# FDA Regulations Could Wipe Out 99 Percent Of E-Cigarette Industry



## Stroodlepuff (14/8/15)

The e-cigarette industry could be all but wiped out thanks to regulations coming down the pipeline from the Food and Drug Administration.

Most damaging of all, e-cigarette makers will have to retroactively submit marketing applications for all their products, with the costs running into the millions.

Manufacturers of e-cigarettes could also be banned from advertising the reduced risk from substituting smoking for vaping unless they can convince the FDA otherwise.

In 2009, e-cigarettes came under the purview of the FDA and may face many of the restrictions placed on the tobacco industry, such as issuing health warnings and stopping sales to minors.


The e-cig industry is still relatively young, with the first e-cigarette invented in China in 2007. Despite there being close to 20 million Americans regularly using e-cigarettes, the FDA’s regulations could bankrupt the vast majority of producers.

Speaking to The Hill, Jan Verleur, co-founder and CEO of VMR Products, said as much as 99 percent of the industry could be wiped out. “This makes it so any product released after the grandfather date would require premarket approval,” said Verleur.

He added that “the process could cost us half a million to million dollars,” per individual product. With more than 500 e-cigarette products, VMR Products would have to pay five times the company’s revenue.

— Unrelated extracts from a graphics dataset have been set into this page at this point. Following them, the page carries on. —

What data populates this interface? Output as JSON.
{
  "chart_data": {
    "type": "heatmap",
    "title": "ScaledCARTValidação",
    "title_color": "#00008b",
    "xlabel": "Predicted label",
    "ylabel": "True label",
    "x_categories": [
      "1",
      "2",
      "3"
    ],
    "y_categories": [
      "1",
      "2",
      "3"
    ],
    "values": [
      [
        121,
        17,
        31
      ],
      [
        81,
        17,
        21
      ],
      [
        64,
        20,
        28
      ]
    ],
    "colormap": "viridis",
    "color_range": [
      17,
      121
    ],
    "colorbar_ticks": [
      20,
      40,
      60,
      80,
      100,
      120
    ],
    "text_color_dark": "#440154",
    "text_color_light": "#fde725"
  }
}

His comments echo those of the president of the American Vaping Association Greg Conley who told the L.A. Times Monday that 99 percent of the small businesses in the industry could close their doors.

There is as of yet no fixed date for when the rules come into force. The FDA has said it will give companies two years to submit their applications and they will be able to sell the products under review during that time.



Read more: http://dailycaller.com/2015/08/14/f...ercent-of-e-cigarette-industry/#ixzz3iopD7h5N

Reactions: Informative 2


----------



## Average vapor Joe (15/8/15)




----------



## stevie g (15/8/15)

America is run by stupid greedy lawyers and businessmen.


----------



## BumbleBee (15/8/15)

Sprint said:


> America is run by stupid greedy lawyers and businessmen.


and SA will no doubt be right behind them as usual


----------



## Ohmen (15/8/15)

This is very daunting

Reactions: Agree 1


----------



## whatalotigot (15/8/15)

CHINA!


----------



## kev mac (15/8/15)

Sprint said:


> America is run by stupid greedy lawyers and businessmen.


@Sprint,as an American I agree w/you, however most of the world is run by the wrong people in one form or another.


----------



## kev mac (15/8/15)

Stroodlepuff said:


> The e-cigarette industry could be all but wiped out thanks to regulations coming down the pipeline from the Food and Drug Administration.
> 
> Most damaging of all, e-cigarette makers will have to retroactively submit marketing applications for all their products, with the costs running into the millions.
> 
> ...


@Stroodlepuff,this is a good heads up.I'll be emailing my representatives.

Reactions: Like 1


----------